Nomura smiled at James’ widening eyes. “Dr. Vanley, I am a board-certified dermatopathologist and have been doing this for over 30 years. What seems to be the problem?”
“Well, I’m a board-certified dermatopathologist too. Trained with Shipley, even before he wrote all his textbooks.”
“Great! I knew Tom Shipley very well, good man, great teacher.”
“And he would never make a diagnosis like this,” Vanley continued, ignoring Nomura’s answer.
“Let’s see…I diagnosed a subacute spongiotic dermatitis and suggested you rule out pityrasis rubra pilaris and guttate psoriasis.”
“She was on a new beta-blocker, it started a few days after her internist put her on it. We stopped the drug and it resolved.”
“Good for her! So what’s the problem?”
“Why didn’t you call it a drug reaction instead of reaching for all those other ridiculous zebra diagnoses?”
“Dr. Vanley, since you are a dermatopathologist, you know I cannot possibly list every differential diagnosis that is suggested by a particular tissue reaction pattern.”
“I’m not asking you to do that, just give me the correct diagnosis.”
“Well, sir, that would be easier if you had provided some clinical history and a description of the rash.”
“I would never do that.”
“Excuse me?”
“I would never do that. I wouldn’t want to bias you.”
“You wouldn’t…want to…bias me?” Nomura’s eyes opened wide.
“A good dermatopathologist can always make the diagnosis without the clinical history. Only rarely do you need the history to make the correct diagnosis. Shipley always taught that.”
“Dr. Vanley, I will always look at a slide and formulate a differential diagnosis before I review the history. I never allow the patient’s history to bias me before I review a case, I only use it to confirm or narrow the possibilities. It’s like examining a patient for the first time. You wouldn’t jump to a diagnosis based only on a history or physical examination alone, you would put the two together to arrive at the diagnosis.”
“I see a lot more patients than you ever will as a pathologist. I can diagnose 99% of my patients the second they walk in my door.”
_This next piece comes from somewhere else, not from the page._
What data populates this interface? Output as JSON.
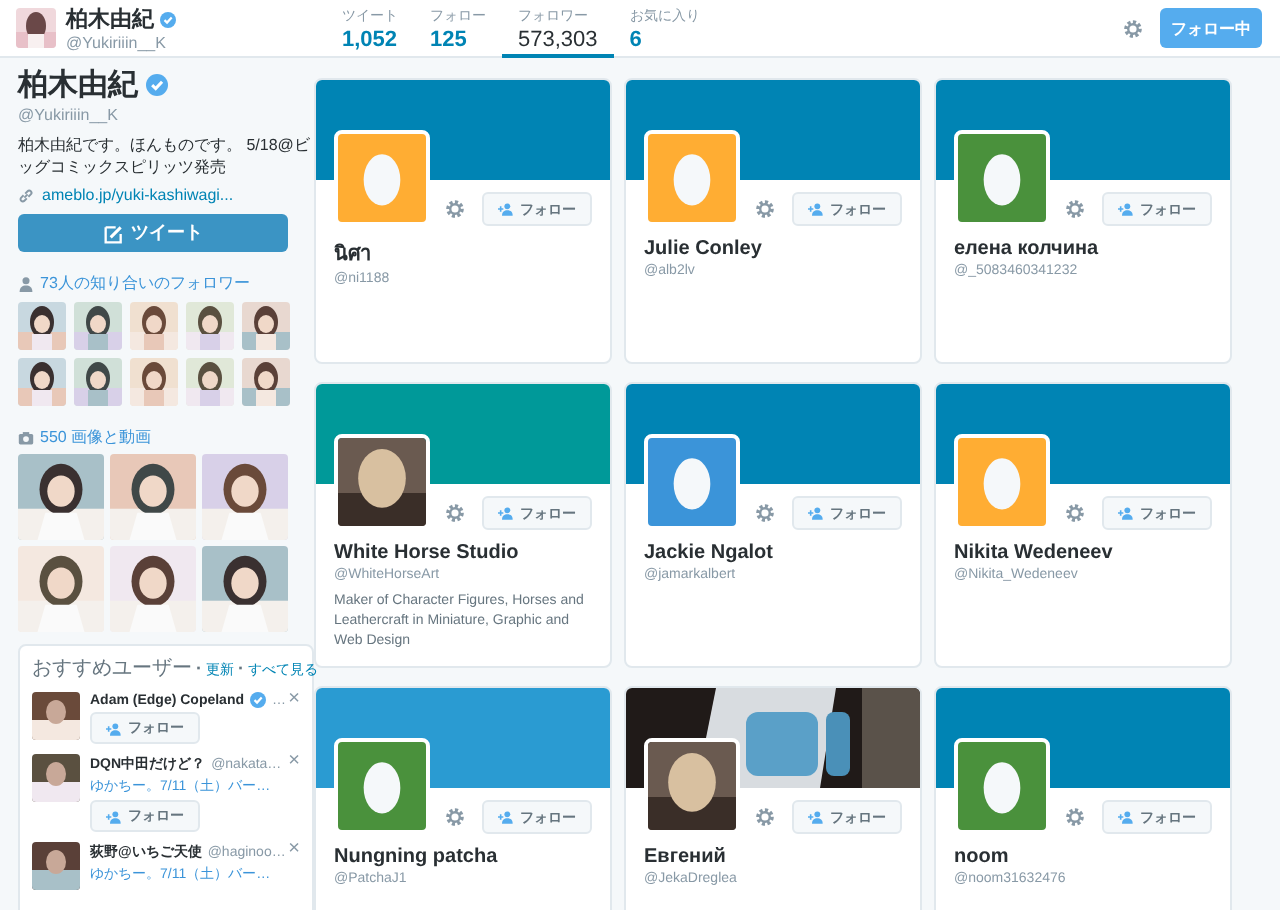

“Well, sir, you are a better dermatologist than I am. I am board certified in dermatology as well, but I always take a history on my patients.”
“When you practice as long as I have, you’ll understand what I’m saying.”
“No doubt. I will attempt to render more precise diagnoses on your patients. But if you could provide some clinical history on some of the cases, I would appreciate it.”
“Don’t worry about it. I’m going to send my cases to Birkman Labs.”
“I understand. I’m sorry to lose your support but I know you’re doing what’s best for your patients. Good day.” Nomura turned off the speakerphone and smiled at James.
“If he’s a dermatopathologist, why doesn’t he sign out the cases himself?”
“Because his patients are part of a managed care plan, all capitated. He gets nothing extra if he signs out the biopsies himself. That’s why it comes to ULS.” Nomura smiled and stroked his chin. “And that’s why I don’t see Dr. Vanley at the Memorial Dermatology Grand Rounds.”
“Because of the managed care?”
Nomura shook his head. “All those other dermatologists around…wouldn’t want to bias him!”
They shared a knowing glance. “Let’s get started, we’ve got a lot to do.”
James admired Nomura but not everyone belonged to this fan club, particularly some physician groups, and now surprisingly, even a dermatologist. Nomura was smart, maybe too smart. He could be unyielding, especially when he knew he was correct. Stubborn was what his detractors labeled him. He was a perfectionist, no detail, no data point was too insignificant. Surgeons were notorious for not including a complete history when submitting their specimens. It led to several confrontations with one major surgery group and Nomura would not back down. Frustrated, they took their business to Riverside Hospital, to the ire of the ULS management. Medicine used to be built on personal relationships and trust between physicians. It had evolved into rivalries competing for the last dollar. A toxic combination.